Zastanówmy się, czy te szpilki, sukienki z dekoltem, zalotne spojrzenia etc. są w ogóle GRZECHA warte? Wydaje się, że Grzechu, jako lewicowy piewca rozluźnienia obyczajów , wolałby nieco bardziej frywolne zaloty. Możliwe, że zamiast tradycyjnej sukienki z dekoltem, bardziej ująłby go Kandydat w lateksowym wdzianku, albo drugi kandydat w skórzanym gorsecie i kabaretkach. Kandydatki zupełnie nagie odpadają. W tym akurat wypadku ze względów czysto estetycznych.
Oczywiście kandydatki mogą zastosować serię zabiegów medyczno – kosmetycznych mających na celu przykuć uwagę Grzecha. Czyli bolesna depilacja nóg, woskowanie wąsa, odsysanie tłuszczu, laserowe modelowanie talii i wypychanie dekoltu piłkami lekarskimi . Tylko jedna uwaga. Jak już uda się uwieść Grzecha i on będzie wiedział, o tych wszystkich bolesnych zabiegach. To potem jak przyjdzie co do czego niech mu kandydatki nie wmawiają, że je głowa boli.

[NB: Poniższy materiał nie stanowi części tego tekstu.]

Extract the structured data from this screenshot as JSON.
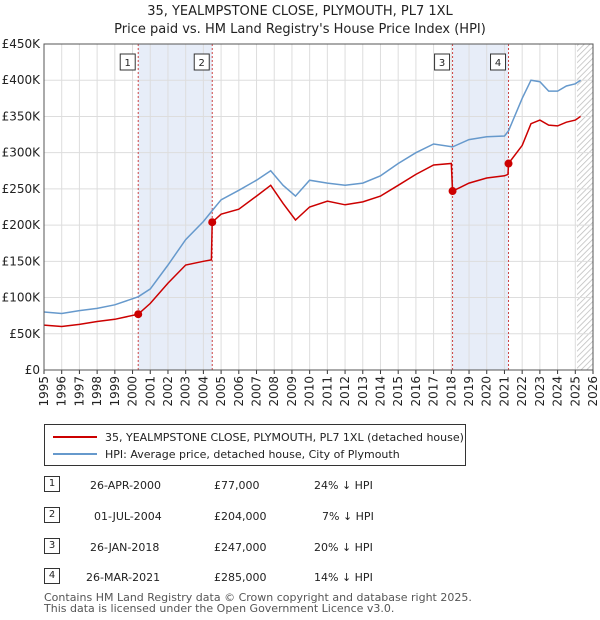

A już zupełnie (nie)poważnie kandydatki powinny pamiętać, że Grzechu jak każdy facet woli zdobywać niż być zdobywanym. Więc gdyby kandydaci mieli uwodzić go w typowo kobiecy sposób, to tak naprawdę wystarczy, że będą ładnie wyglądać, leżeć i pachnieć. Pierwsze i trzecie – to chyba nie są ich najmocniejsze strony, ale LEŻEĆ potrafią jak większość polityków. Zatem niech LEŻĄ i czekają, może się w końcu GRZECHU Zdecyduje.